Breast cancer remains the most common prevalent malignancy among women globally, constituting the primary cause of cancer-associated mortality. While therapeutic advancements have been achieved, persistent challenges in treatment resistance, disease recurrence, and distant metastasis continue to undermine clinical outcomes. Histone deacetylases (HDACs), a conserved family of epigenetic regulators, catalyze the removal of acetyl groups from histone substrates, thereby orchestrating chromatin remodeling and transcriptional regulation. Beyond their canonical epigenetic functions, these enzymes critically modulate diverse oncogenic progresses, including cell proliferation, differentiation, and metastasis, positioning them as promising therapeutic targets in oncology. Recent studies have demonstrated the therapeutic prospects of dual-target inhibitors.

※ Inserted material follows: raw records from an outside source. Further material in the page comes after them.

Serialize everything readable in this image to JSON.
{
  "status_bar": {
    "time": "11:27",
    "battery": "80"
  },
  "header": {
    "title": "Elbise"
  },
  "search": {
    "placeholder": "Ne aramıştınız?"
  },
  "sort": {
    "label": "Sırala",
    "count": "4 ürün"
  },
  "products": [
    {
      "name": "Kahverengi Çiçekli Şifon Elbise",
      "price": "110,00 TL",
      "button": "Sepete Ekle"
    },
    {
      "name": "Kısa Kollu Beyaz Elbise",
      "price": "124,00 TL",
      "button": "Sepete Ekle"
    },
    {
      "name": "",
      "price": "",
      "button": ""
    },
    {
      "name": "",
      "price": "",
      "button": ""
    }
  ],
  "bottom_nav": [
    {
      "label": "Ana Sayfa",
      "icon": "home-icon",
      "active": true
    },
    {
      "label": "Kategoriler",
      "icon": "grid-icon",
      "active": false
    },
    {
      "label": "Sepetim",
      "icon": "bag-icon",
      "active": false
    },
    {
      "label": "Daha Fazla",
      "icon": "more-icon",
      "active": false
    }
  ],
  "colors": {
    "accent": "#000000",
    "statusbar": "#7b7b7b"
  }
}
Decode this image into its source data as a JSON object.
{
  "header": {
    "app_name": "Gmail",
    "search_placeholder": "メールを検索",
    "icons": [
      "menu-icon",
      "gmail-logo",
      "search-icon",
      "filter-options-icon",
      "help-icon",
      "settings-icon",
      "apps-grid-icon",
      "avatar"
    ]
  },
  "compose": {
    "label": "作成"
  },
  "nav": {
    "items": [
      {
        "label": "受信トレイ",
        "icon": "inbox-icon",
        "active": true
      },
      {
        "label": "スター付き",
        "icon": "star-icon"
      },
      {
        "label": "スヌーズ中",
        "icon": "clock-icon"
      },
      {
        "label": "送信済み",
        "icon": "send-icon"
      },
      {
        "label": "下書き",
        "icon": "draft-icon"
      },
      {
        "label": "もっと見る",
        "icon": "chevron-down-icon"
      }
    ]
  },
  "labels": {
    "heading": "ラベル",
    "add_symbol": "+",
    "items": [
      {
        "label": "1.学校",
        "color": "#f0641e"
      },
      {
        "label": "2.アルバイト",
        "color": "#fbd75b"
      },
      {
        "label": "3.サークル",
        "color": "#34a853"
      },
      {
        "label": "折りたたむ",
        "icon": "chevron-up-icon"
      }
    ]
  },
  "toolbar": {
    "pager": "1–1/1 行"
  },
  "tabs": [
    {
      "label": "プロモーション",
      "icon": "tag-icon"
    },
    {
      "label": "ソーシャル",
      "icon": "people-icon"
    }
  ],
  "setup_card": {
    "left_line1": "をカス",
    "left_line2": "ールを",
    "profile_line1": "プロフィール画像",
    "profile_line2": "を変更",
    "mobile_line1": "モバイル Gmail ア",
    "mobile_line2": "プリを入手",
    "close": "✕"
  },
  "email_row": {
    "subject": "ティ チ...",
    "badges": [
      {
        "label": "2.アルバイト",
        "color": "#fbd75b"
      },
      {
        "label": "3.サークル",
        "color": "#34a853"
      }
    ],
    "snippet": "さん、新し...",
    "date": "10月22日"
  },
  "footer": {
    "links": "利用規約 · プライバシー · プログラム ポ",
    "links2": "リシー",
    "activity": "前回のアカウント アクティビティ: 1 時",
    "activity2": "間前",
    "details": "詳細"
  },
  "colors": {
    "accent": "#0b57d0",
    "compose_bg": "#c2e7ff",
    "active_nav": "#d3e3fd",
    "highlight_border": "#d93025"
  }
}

Current evidence suggests such combinatorial approaches not only enhance anti-neoplastic efficacy through multi-modal mechanisms but also circumvent the drug resistance frequently observed in single-target therapy. This therapeutic paradigm shift underscores the clinical potential of HDAC-based dual inhibitors for breast cancer management. In this review, we systematically analyze recent advancements in dual-target HDAC inhibitors (HDACis), integrating mechanistic insights, preclinical evidences, and translational implications to establish a foundational framework for future therapeutic development and clinical implementation.